Même les vaches suisses souffrent du franc fort

| jeu, 05. mar. 2015
Le marché du lait est sous pression à cause des exportations. Le gruyère introduit un quota pour le premier trimestre 2015. Les fonds pour la loi chocolatière devraient augmenter.

PAR XAVIER SCHALLER

L’appenzeller a réduit de 20% sa production en février, l’emmentaler a créé un fonds de soutien alimenté par les producteurs, les fromagers et les commerçants. Les interprofessions du secteur fromager se préparent aux conséquences du franc fort.
Si le vacherin n’a pour l’heure pas jugé nécessaire de réagir, le gruyère a, lui, introduit un quota de production pour les trois premiers mois de l’année. En plus des quotas annuels et semestriels. «Il ne s’agit pas d’une diminution des contingents, se défend Marc Gendre, vice-directeur de l’Interprofession du gruyère AOP. C’est un outil pour adapter les quantités fabriquées à la demande du marché.»
La restriction de production a été mise en place dans l’urgence. «Mais depuis deux ans déjà, nous avons trop de quantités en début d’année, constate Marc Gendre. Nous pensions introduire un quota pour le premier trimestre 2016. Nous avons seulement accéléré le mouvement. Nous voulons nous donner du temps et ne pas toucher au prix de notre lait, à 85 ct. 25/litre.»

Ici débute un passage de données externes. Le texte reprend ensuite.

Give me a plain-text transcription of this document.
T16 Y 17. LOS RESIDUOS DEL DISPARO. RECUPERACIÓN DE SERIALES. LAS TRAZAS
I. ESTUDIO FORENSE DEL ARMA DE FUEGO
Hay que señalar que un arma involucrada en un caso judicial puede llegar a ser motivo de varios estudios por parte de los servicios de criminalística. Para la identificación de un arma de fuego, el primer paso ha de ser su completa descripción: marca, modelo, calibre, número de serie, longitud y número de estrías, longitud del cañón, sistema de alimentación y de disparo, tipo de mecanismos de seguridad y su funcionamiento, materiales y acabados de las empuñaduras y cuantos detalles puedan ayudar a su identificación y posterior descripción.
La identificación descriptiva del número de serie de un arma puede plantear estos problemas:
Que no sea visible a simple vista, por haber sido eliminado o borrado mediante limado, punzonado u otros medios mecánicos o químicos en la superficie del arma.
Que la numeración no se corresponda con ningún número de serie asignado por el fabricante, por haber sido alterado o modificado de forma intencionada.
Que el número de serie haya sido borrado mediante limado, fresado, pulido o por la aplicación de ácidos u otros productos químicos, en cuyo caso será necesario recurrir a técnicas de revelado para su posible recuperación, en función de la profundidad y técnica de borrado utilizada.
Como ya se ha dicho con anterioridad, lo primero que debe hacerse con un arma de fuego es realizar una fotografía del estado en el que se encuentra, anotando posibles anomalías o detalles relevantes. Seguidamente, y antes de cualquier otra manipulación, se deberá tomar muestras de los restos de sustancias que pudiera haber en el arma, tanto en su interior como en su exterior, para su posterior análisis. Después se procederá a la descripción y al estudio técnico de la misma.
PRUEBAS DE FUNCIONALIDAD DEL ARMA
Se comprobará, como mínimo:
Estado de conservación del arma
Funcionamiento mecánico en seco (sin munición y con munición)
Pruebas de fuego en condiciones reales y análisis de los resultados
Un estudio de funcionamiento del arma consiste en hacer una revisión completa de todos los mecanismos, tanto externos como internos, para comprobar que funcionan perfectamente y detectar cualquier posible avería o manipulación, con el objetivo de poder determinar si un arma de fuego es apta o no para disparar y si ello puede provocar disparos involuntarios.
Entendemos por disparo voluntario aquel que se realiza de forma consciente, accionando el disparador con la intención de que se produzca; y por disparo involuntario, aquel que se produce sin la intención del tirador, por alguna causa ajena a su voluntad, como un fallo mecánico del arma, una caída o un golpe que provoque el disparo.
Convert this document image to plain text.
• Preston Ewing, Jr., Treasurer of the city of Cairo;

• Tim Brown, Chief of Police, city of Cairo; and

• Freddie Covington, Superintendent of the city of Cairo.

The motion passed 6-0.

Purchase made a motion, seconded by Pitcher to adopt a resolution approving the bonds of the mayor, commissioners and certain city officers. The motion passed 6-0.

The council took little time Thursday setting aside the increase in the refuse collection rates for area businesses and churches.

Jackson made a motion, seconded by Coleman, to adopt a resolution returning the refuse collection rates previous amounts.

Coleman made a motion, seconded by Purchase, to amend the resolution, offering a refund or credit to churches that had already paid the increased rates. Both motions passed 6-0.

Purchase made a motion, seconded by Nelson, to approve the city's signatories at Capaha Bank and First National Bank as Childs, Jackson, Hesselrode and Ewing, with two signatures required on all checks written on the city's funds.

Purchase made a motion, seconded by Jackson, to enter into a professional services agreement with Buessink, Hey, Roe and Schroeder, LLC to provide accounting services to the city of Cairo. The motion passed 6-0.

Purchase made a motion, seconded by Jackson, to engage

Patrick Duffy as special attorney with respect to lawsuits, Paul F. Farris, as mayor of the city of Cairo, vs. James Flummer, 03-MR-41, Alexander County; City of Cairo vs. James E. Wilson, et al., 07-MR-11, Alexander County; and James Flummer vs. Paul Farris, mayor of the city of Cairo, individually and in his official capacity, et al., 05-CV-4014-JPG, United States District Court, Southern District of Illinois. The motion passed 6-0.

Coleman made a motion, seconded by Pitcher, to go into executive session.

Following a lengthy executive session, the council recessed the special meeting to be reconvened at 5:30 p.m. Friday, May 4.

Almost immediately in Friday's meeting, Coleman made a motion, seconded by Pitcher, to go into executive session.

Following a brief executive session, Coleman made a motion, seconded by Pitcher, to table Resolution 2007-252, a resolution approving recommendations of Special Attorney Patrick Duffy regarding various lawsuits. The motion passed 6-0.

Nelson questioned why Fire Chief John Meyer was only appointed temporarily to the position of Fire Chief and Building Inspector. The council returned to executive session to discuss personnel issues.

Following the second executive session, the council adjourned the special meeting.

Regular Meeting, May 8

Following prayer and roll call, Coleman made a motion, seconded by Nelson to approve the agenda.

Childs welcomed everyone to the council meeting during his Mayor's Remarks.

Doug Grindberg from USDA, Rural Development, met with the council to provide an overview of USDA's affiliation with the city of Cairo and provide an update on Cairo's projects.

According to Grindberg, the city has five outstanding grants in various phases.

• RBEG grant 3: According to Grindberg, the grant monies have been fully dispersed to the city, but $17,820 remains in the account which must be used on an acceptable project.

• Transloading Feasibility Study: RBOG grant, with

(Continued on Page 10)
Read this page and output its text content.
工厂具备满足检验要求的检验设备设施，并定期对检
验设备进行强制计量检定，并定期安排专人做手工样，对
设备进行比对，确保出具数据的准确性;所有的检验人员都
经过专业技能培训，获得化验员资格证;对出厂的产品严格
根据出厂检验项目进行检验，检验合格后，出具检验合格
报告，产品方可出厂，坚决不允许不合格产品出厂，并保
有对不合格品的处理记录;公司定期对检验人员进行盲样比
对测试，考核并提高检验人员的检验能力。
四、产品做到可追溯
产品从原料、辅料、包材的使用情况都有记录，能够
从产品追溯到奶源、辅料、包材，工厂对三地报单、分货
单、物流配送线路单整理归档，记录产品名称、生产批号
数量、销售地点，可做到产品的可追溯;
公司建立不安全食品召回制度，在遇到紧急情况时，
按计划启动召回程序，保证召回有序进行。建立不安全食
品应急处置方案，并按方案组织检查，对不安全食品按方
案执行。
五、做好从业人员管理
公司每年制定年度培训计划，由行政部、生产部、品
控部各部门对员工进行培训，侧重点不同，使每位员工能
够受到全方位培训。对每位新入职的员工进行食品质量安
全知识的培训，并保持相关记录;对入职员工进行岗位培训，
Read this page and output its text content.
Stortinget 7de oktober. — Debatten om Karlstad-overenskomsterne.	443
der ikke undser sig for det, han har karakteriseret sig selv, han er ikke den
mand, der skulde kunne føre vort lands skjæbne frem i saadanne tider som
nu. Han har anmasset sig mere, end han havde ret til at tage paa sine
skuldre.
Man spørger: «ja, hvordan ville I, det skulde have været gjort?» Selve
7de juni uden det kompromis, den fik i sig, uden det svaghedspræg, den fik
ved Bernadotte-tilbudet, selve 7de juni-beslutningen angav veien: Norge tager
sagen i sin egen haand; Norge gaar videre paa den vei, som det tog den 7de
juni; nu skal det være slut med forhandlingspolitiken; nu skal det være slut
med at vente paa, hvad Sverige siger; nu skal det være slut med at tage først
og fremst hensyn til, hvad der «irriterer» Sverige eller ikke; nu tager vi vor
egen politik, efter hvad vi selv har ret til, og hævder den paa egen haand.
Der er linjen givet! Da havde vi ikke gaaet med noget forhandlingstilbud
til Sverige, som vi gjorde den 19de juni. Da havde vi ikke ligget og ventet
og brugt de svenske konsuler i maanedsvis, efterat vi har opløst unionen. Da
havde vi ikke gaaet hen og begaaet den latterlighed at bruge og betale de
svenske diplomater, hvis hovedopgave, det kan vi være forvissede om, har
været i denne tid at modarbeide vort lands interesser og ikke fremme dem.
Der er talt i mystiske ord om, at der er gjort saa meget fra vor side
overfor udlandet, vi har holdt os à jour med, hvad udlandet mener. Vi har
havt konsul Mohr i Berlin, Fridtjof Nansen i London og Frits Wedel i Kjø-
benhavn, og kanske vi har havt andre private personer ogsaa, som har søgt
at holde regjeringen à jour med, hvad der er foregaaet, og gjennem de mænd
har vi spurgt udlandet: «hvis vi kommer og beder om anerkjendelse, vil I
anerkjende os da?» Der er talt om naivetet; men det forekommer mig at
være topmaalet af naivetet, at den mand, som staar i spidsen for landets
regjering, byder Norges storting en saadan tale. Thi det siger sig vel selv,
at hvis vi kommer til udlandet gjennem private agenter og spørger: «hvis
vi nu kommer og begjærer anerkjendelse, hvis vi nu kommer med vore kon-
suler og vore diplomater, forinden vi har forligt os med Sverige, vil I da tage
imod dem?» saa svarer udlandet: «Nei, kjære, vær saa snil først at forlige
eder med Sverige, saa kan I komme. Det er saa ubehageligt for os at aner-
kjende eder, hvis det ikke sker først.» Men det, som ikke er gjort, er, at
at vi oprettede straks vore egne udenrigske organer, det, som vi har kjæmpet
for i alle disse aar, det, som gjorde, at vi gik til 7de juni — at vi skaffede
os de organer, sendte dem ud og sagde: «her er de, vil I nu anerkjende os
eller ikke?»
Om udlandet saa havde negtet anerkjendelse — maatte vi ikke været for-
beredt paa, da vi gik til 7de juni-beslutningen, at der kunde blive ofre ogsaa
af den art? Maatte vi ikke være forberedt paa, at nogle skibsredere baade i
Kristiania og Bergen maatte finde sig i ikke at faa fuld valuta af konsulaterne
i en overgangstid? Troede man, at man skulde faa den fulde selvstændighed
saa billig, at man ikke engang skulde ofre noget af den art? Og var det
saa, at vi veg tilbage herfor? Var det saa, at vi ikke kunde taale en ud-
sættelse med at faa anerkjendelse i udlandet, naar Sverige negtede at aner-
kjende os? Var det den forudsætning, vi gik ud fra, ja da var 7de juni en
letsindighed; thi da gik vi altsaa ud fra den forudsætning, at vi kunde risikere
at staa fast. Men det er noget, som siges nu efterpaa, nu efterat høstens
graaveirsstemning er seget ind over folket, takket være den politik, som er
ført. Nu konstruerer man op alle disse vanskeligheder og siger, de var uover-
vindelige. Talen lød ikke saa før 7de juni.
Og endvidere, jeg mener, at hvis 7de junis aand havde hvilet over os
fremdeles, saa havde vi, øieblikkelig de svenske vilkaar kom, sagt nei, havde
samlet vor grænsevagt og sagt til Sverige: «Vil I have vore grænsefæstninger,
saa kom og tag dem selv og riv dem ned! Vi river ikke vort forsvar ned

Pas de robinet pour le lait
Ce qui fâche certains producteurs, c’est que la mesure, annoncée mi-février, est rétroactive. «Durant le premier trimestre, nous pourrons couler 46,77% du quota des six premiers mois, indique Max Fragnière, président de la section fribourgeoise du syndicat Uniterre. Ceux qui ont beaucoup produit en début d’année vont se retrouver coincés.»
Même si l’annonce avait été faite plus tôt, il n’aurait pas été aisé d’adapter la production. «Le lait, ce n’est pas un robinet qu’on ouvre et qu’on ferme, image Max Fragnière. On aurait pu diminuer le cheptel, mais comme le quota annuel ne change pas, il faut garder suffisamment de vaches quand même.» Jouer sur l’affouragement aurait aussi été possible, de même que d’augmenter le nombre de veaux à engraisser.
«Pour les paysans qui ont un alpage, l’adaptation est également assez compliquée, constate Frédéric Ménétrey, directeur de la Chambre fribourgeoise d’agriculture. Car ils produisent généralement moins de lait durant l’estivage.»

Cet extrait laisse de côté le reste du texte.